Der Vorstand von Seelisberg Tourismus setzt auf die bewährten strategischen Schwerpunkte.

Bild: Christoph Näpflin

Trotz der Pandemie waren an schönen Frühlingswochenenden in Seelisberg die Parkplätze oft bis auf den letzten Platz gefüllt. «Wenigstens konnten die Restaurants ihren Betrieb, wenn auch mit Einschränkungen, jetzt wieder aufnehmen und die vielen Gäste haben so nun eine Möglichkeit, etwas zum Trinken und Essen zu erhalten», sagt Monika Baumann vom Tourismusvorstand. «Wir hoffen, dass dann am 8. Juni auch wieder der Betrieb am Seelisberger Seeli geöffnet werden kann und auch Schiff und Bergbahn wieder verkehren dürfen.»

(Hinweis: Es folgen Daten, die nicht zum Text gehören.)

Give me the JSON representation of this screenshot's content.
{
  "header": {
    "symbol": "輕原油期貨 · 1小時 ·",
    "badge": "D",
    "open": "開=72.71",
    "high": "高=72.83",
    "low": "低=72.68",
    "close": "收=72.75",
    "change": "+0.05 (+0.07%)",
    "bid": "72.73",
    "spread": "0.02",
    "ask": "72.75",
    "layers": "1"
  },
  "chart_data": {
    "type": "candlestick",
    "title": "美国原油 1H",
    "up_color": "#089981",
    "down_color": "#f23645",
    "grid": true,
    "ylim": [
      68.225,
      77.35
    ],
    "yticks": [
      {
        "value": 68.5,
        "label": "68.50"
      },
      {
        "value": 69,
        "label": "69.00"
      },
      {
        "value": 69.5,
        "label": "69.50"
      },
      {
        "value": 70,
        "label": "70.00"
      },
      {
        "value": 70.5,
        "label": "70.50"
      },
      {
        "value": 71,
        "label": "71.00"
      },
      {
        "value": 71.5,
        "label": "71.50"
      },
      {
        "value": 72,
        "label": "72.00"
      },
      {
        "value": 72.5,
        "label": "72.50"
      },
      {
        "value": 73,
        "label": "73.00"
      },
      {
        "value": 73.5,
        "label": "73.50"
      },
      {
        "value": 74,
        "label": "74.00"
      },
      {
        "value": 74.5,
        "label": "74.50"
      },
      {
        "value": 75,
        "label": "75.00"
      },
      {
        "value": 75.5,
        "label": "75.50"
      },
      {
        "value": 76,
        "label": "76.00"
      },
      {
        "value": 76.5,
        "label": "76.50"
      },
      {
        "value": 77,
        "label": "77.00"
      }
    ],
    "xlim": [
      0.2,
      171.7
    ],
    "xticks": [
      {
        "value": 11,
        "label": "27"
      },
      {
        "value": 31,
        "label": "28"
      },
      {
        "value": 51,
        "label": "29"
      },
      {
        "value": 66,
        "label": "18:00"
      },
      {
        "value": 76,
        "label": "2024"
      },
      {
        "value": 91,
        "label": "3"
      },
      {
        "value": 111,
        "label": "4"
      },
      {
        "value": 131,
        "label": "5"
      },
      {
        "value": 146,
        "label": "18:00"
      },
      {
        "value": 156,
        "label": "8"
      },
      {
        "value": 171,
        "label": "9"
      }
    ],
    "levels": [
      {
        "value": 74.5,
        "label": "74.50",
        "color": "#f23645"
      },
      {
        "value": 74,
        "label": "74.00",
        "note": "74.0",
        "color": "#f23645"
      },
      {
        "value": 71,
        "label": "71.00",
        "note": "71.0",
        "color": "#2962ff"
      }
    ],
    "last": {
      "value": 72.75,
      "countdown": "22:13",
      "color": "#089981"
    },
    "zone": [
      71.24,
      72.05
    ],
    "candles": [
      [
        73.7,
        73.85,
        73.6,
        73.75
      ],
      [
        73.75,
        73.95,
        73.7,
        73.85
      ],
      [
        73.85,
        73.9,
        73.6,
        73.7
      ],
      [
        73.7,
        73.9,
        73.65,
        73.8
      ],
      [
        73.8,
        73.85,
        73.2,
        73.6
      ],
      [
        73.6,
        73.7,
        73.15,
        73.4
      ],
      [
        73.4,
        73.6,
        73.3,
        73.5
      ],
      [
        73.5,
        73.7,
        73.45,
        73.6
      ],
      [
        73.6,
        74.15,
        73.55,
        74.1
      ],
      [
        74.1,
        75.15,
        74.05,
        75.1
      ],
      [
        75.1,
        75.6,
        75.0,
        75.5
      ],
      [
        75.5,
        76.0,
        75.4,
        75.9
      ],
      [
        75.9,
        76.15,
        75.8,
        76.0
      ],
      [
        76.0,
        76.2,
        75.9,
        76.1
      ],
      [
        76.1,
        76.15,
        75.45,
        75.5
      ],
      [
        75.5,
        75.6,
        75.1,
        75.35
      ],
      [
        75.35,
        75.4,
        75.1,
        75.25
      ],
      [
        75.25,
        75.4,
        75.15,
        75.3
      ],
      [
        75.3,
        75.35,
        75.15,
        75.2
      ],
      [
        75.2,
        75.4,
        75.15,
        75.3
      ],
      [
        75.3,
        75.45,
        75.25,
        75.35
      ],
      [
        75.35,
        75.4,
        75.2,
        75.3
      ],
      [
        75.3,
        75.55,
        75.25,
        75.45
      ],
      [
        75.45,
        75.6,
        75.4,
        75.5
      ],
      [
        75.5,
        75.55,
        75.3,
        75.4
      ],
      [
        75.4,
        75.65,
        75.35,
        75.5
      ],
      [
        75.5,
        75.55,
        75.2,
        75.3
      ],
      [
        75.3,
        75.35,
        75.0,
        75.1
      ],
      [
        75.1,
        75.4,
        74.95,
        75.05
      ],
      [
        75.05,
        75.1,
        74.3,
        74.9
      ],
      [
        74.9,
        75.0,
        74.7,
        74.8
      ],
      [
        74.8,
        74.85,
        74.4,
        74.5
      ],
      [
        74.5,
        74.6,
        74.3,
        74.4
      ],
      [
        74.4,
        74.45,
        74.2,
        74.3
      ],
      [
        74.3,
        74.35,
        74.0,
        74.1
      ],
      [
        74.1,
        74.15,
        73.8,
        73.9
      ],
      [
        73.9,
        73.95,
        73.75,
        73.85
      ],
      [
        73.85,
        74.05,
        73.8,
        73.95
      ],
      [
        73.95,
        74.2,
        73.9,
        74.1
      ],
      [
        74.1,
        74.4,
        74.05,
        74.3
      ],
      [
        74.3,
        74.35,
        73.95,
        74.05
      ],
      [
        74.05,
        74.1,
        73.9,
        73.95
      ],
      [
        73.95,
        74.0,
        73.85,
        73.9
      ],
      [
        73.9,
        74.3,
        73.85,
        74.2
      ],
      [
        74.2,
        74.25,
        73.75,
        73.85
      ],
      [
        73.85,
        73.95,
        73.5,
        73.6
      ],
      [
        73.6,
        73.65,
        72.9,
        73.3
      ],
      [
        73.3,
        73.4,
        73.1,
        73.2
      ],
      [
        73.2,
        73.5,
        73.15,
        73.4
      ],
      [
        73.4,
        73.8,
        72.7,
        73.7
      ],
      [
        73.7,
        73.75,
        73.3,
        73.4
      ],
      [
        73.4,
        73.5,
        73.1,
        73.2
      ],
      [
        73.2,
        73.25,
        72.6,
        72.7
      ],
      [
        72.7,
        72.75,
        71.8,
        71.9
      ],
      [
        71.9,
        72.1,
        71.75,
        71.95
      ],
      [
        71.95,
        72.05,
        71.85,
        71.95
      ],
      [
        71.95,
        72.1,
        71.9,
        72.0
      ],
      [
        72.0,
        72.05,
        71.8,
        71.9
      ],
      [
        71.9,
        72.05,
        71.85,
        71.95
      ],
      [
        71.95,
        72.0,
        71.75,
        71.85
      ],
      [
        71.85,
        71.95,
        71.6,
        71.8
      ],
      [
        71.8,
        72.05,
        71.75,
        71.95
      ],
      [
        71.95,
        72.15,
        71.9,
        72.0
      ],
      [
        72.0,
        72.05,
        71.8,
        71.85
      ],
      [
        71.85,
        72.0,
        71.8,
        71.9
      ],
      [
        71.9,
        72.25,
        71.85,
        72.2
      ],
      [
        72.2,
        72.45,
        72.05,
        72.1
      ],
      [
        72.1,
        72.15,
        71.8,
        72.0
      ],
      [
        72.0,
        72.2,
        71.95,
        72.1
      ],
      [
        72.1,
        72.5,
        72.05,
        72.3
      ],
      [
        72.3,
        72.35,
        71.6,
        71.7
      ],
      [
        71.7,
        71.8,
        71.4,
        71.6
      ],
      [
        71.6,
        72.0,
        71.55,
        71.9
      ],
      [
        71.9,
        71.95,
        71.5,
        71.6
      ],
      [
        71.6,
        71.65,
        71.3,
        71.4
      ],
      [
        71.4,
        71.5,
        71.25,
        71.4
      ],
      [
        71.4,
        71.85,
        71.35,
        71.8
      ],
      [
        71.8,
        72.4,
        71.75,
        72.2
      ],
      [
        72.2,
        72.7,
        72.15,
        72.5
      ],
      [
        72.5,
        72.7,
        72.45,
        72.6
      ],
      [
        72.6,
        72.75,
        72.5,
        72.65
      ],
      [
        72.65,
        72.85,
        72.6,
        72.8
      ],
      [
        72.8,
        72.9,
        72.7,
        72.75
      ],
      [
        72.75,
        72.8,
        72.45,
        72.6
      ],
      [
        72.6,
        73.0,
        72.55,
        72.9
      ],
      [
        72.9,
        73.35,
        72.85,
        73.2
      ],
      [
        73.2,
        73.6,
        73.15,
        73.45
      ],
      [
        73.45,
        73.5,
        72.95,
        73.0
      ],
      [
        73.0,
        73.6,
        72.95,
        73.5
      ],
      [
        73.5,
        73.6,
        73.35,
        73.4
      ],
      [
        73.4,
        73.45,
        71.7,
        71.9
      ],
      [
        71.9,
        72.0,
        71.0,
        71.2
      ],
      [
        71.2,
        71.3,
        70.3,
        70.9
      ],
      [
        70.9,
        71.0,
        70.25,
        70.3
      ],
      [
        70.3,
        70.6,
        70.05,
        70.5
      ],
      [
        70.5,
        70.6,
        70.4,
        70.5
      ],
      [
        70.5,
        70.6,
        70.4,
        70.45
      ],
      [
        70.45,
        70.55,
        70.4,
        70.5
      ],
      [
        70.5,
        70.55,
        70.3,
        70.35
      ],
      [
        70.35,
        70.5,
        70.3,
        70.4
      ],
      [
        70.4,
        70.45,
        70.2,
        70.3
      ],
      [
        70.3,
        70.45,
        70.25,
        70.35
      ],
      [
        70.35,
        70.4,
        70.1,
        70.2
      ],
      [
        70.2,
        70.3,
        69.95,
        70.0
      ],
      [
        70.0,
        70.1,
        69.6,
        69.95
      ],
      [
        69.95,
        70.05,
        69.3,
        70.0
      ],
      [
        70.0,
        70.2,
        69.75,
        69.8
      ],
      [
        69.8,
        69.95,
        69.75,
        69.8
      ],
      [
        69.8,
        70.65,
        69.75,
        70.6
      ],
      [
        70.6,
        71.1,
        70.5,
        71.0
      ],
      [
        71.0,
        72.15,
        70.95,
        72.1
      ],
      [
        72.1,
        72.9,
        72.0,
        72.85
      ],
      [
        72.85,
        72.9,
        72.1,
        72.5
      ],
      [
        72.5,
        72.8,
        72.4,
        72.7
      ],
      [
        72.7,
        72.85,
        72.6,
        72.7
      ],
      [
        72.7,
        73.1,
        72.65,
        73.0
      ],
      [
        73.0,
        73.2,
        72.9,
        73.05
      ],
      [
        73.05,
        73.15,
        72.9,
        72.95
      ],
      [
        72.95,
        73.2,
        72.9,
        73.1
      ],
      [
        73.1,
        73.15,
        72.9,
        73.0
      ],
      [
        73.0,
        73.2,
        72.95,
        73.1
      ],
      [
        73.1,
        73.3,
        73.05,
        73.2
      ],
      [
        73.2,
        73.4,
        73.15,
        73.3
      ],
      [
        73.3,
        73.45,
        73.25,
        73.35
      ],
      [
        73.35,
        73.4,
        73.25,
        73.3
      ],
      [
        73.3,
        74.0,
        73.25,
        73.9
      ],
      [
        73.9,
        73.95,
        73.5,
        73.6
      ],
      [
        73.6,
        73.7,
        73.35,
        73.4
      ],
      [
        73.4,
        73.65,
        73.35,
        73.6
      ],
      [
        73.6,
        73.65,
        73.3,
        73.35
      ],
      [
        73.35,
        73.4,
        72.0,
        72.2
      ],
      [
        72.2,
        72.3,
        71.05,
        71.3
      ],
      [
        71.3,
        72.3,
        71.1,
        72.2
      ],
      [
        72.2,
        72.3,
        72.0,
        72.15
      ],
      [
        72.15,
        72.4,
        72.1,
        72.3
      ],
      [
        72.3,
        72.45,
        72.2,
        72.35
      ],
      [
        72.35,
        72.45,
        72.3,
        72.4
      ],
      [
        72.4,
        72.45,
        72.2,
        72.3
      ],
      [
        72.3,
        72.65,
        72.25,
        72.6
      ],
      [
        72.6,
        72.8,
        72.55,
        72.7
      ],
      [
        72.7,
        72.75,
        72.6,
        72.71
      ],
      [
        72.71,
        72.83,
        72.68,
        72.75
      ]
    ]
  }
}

1.-August-Feier wird abgesagt und die GV verschoben

Zahlreiche der unterschiedlichsten Anlässe wie das Modellschifftreffen oder der Berglauf mussten abgesagt werden und auch die 1.-August-Feier 2020 wird nicht im gewohnten Rahmen stattfinden können. «Die Generalversammlung von Seelisberg Tourismus werden wir am 10. Oktober 2020 nachholen. Diese Zusammenkunft ist immer wieder eine wichtige Gelegenheit zum Informations- und Gedankenaustausch», begründet Kassierin Madlen Truttmann die späte Durchführung der Tourismus-GV. Aufgrund der aktuellen Situation sei eine gute Zusammenarbeit mit allen Tourismuspartnern erst recht von grosser Bedeutung.